Anti-Zionism on Campus
- Author: Andrew Pessin, Doron Ben-Atar
- Publisher: Indiana University Press
- Publication date: 2018

= Anti-Zionism on Campus =

Study of anti-Semitism

Anti-Zionism on Campus: The University, Free Speech, and BDS is a 2018 book edited by Andrew Pessin and Doron Ben-Atar about anti-Israel political activism and antisemitism on American university campuses.
Writing in Commentary, Gil Troy says that it is the first university press book to delve into "systematic assaults against Israel—and by extension Jews". Judea Pearl, director of the Cognitive Systems Laboratory at UCLA, calls it an "important book.". David Mikics in his article about Anti-Zionism described it as "new collection of essays by professors and students who have been victims of BDS."

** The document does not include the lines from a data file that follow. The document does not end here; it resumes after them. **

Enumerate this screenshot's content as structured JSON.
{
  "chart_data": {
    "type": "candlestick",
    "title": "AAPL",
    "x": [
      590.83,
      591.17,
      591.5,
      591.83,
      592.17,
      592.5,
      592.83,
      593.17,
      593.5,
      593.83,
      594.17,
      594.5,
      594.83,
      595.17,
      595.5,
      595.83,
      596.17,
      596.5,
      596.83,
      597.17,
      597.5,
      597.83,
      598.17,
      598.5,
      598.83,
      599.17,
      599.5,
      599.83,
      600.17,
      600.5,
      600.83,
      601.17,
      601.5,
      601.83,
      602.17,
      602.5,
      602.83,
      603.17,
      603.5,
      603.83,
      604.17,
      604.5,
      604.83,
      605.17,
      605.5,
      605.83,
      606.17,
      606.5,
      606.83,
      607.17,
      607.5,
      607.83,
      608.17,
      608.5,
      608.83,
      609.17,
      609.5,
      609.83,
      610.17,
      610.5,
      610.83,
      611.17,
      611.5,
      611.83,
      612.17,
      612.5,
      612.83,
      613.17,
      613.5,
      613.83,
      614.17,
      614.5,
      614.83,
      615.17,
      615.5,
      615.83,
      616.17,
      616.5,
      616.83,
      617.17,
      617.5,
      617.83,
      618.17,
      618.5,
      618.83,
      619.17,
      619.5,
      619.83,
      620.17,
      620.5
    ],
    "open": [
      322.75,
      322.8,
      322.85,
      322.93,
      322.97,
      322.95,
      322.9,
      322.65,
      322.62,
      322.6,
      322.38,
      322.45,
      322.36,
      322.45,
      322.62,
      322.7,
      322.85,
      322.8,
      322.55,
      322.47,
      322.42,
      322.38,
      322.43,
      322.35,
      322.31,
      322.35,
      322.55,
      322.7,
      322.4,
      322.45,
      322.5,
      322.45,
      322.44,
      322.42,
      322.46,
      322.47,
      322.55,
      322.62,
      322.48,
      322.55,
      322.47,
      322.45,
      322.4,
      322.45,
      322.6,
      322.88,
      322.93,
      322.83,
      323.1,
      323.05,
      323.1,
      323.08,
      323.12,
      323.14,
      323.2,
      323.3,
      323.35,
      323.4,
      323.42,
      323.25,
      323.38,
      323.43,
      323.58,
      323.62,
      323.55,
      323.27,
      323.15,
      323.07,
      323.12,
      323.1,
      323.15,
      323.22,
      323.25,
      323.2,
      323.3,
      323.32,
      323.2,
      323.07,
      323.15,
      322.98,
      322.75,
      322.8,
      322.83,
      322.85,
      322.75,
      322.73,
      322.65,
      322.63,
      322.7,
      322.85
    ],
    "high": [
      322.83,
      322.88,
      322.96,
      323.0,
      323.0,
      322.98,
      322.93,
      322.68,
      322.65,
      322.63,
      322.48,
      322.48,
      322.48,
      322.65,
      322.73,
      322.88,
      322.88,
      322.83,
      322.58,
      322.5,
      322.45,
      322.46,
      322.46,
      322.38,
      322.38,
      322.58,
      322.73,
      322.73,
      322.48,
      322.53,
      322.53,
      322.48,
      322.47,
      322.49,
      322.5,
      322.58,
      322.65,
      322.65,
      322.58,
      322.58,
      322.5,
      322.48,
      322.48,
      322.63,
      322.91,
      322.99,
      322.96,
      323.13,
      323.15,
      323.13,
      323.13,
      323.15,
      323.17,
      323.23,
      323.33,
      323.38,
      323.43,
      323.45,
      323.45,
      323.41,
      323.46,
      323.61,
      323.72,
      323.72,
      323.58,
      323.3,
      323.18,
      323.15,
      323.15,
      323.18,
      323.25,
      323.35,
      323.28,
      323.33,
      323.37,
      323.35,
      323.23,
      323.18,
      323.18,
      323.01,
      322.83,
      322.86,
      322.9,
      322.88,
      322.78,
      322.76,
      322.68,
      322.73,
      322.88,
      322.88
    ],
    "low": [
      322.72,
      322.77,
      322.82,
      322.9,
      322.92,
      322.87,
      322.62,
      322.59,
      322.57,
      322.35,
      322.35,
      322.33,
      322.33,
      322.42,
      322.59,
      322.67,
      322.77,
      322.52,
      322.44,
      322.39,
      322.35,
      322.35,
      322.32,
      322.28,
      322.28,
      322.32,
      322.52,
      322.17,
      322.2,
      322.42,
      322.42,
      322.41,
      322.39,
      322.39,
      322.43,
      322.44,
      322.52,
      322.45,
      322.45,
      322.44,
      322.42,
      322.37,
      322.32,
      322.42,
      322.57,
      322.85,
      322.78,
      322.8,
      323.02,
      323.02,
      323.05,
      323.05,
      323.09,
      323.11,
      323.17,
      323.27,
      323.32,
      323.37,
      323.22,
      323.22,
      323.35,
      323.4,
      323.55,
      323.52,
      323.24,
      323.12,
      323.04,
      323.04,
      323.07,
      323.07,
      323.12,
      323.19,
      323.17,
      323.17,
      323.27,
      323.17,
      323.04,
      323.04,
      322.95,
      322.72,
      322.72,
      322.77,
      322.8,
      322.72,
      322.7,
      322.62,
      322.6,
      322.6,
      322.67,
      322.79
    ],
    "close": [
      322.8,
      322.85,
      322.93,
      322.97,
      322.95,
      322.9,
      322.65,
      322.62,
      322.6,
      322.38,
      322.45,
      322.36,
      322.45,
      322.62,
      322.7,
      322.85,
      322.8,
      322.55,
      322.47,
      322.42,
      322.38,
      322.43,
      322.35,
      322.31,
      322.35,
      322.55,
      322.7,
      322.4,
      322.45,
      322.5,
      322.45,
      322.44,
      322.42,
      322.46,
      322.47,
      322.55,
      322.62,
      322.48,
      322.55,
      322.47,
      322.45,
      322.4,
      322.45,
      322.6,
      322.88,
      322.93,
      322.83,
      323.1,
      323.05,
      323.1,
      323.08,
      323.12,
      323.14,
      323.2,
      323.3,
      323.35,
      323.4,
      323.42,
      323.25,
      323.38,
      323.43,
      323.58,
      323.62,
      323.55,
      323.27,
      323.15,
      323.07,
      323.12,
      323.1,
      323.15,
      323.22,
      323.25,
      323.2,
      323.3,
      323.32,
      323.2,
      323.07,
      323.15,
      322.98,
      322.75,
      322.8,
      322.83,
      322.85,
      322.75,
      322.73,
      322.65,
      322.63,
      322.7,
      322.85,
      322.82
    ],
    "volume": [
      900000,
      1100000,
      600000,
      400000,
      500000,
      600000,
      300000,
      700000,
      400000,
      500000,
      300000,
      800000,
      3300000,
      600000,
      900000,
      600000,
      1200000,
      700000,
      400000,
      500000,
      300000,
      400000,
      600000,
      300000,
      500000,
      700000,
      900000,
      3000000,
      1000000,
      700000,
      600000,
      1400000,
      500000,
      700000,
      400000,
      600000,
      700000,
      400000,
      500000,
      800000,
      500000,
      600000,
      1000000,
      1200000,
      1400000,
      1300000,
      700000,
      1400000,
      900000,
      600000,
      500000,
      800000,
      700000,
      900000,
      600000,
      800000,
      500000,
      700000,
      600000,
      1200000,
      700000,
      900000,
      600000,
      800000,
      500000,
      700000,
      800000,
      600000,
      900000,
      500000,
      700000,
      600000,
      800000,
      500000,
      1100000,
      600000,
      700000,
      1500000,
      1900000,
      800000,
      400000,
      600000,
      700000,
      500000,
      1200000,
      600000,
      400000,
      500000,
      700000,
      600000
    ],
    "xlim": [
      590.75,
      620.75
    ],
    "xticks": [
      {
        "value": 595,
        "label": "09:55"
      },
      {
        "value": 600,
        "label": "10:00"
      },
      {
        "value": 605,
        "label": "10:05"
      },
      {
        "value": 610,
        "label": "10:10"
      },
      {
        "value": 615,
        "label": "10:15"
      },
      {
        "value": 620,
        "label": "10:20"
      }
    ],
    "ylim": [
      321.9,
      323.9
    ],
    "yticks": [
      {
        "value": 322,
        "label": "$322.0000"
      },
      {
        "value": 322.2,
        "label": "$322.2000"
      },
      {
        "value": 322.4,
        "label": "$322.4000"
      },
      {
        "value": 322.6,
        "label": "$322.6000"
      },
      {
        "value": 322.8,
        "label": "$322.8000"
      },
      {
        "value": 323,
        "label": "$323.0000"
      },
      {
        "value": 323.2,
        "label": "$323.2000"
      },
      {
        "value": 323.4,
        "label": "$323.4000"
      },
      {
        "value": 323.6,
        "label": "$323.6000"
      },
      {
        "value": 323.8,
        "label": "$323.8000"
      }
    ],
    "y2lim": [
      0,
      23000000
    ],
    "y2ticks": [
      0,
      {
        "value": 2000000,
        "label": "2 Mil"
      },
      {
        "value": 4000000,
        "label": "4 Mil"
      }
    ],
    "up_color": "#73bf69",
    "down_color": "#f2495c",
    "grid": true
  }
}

Anti-Zionism on Campus is a collection of first-person accounts by scholars who say they have been the target of antisemitic agitation on American university campuses. Jonathan Kirsch writing in The Jewish Journal of Greater Los Angeles called these chapters a "parade of horribles" in which students attending routine social and academic events such as "talks by famous people about their Jewish heritage, campus Shabbat dinners, and Hillel student meetings,” are accosted by protestors shouting anti-Israel slogans.